According to Thai News Agency, the current stock market conditions are drawing parallels to historical crises, each characterized by distinctive patterns. The first pattern involves a booming economy and stock market, driven by a “new era” economy promising unprecedented prosperity, leading to overvalued stocks. This unsustainable growth eventually triggers a sell-off, plunging the market into crisis. The second pattern occurs when a seemingly stable economy is disrupted by a significant event, such as governmental actions or macroeconomic imbalances, causing a loss of confidence and market collapse.

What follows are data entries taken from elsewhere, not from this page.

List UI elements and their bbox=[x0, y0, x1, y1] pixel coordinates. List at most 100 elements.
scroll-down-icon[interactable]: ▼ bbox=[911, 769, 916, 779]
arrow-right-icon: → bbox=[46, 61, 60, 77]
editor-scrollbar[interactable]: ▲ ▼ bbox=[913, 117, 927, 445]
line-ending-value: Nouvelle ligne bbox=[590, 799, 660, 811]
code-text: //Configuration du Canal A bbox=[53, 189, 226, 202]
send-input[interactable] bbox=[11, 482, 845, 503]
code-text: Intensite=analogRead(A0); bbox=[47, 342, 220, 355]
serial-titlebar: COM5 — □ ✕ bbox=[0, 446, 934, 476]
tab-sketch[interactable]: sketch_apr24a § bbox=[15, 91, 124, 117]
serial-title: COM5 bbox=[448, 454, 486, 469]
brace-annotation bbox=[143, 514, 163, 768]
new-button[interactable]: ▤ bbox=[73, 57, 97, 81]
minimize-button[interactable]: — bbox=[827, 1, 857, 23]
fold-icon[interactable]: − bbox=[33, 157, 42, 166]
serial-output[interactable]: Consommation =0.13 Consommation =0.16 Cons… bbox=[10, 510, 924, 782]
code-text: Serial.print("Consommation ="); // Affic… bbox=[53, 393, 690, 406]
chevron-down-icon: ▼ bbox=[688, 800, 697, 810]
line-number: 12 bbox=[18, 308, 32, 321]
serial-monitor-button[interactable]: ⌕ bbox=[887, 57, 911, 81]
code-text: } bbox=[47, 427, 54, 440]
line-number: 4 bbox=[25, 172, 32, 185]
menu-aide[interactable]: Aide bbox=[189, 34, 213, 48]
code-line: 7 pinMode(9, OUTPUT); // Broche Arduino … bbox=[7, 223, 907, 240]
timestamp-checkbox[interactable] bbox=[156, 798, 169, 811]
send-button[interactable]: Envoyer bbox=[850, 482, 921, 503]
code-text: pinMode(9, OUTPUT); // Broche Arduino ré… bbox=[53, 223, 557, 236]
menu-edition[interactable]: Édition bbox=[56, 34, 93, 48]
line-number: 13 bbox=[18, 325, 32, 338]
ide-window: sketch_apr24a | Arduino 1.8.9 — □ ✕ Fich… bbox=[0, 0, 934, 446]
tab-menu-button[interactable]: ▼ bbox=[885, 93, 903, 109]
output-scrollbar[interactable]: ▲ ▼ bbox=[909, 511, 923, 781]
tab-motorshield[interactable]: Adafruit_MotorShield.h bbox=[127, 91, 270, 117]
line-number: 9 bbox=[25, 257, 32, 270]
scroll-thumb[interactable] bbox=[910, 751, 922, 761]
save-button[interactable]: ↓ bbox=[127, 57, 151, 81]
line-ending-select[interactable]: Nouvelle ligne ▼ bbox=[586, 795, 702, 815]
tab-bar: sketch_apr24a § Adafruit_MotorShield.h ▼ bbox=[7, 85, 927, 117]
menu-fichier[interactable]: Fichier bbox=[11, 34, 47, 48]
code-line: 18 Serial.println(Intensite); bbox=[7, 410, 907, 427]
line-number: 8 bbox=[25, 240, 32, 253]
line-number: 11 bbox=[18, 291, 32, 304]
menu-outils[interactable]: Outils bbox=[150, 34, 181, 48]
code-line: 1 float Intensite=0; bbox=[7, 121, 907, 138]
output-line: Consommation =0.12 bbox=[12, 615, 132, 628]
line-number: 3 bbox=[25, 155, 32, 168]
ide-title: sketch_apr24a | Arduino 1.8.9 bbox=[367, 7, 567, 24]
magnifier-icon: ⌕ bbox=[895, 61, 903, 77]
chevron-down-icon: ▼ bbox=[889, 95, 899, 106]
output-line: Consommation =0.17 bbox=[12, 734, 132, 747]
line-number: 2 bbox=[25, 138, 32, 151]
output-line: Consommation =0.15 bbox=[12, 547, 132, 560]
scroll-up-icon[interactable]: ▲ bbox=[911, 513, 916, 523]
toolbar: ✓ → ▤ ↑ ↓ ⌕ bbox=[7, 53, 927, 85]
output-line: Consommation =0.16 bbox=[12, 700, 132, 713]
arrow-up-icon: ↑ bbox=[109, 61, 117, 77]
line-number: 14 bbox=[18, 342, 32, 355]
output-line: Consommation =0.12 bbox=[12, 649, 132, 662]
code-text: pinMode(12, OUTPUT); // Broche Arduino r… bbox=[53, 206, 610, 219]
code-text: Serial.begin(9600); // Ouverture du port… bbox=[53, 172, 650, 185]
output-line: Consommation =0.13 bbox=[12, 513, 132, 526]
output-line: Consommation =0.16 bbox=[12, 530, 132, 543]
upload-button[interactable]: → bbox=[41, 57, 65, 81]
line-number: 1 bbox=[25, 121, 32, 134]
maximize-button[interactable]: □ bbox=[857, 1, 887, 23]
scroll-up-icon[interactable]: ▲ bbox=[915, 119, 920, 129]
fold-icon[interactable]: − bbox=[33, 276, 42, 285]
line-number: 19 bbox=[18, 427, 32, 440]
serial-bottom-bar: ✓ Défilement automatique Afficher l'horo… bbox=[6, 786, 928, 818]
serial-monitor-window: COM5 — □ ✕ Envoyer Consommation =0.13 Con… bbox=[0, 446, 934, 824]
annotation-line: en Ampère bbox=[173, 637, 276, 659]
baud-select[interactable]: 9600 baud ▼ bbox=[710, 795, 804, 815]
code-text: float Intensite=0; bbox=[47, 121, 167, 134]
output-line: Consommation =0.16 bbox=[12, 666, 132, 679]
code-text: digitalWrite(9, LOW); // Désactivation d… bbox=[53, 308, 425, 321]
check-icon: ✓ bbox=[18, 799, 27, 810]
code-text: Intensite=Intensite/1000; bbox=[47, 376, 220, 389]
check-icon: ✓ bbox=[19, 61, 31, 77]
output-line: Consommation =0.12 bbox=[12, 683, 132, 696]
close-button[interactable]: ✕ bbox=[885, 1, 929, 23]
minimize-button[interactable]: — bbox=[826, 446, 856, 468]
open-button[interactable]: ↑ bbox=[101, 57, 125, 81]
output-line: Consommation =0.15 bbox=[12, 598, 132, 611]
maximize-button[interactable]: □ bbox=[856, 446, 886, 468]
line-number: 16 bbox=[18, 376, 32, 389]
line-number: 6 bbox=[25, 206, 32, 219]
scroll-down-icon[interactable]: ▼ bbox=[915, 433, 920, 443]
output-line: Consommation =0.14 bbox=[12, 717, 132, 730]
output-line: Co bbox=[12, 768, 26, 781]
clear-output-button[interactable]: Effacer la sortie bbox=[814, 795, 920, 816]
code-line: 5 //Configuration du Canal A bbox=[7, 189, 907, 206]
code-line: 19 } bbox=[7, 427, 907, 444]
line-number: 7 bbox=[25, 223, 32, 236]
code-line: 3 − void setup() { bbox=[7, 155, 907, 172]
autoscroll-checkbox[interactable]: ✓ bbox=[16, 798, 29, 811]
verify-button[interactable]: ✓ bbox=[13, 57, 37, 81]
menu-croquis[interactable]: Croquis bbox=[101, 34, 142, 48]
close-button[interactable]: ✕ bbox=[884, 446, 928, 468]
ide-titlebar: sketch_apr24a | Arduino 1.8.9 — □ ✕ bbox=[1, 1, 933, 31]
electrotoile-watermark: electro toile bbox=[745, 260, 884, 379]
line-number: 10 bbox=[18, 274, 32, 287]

The Great Depression of 1929 serves as a historical benchmark. Prior to the market crash, the U.S. economy was thriving, becoming a global superpower with burgeoning industries like automobiles. Companies like General Motors and RCA saw exponential stock growth, fueling speculative investment habits. Despite warnings, expert opinions insisted that stocks would remain high, a misjudgment that foreshadowed the crisis.
Another notable crisis was the 1973-74 oil crisis, a type two crisis caused by geopolitical factors. OPEC’s oil embargo led to soaring prices, inflation, and a global economic slump known as “Stagflation.” The Federal Reserve’s response of hiking interest rates severely impacted market liquidity, causing a significant stock market decline.
The dot-com bubble of 2000 represented a type one crisis, driven by overvalued tech stocks. The internet boom led to speculative investments in companies with little revenue, resulting in a dramatic market correction when expectations failed to materialize. The Nasdaq suffered a drastic decline, with many stocks, including Amazon, losing substantial value.
The 2008 subprime mortgage crisis exemplified a type two crisis, rooted in flawed financial systems. The proliferation of CDOs and risky lending practices led to a housing market collapse, affecting financial institutions globally and prompting a severe economic downturn.
Today, the stock market is again reaching new highs, propelled by tech stocks and innovations like AI. The Nasdaq has surged 100% in three years, with a P/E ratio exceeding 30. Investors are heavily using margins, reminiscent of the 1929 speculative bubble. Stocks like Tesla and NVIDIA are drawing comparisons to historical market frontrunners, raising questions about sustainability.
Experts argue that this time may differ due to robust profits from leading tech companies, suggesting that current valuations are justifiable. However, the phrase “this time is different” raises caution, especially with looming issues like major tariff changes that could trigger another type two crisis.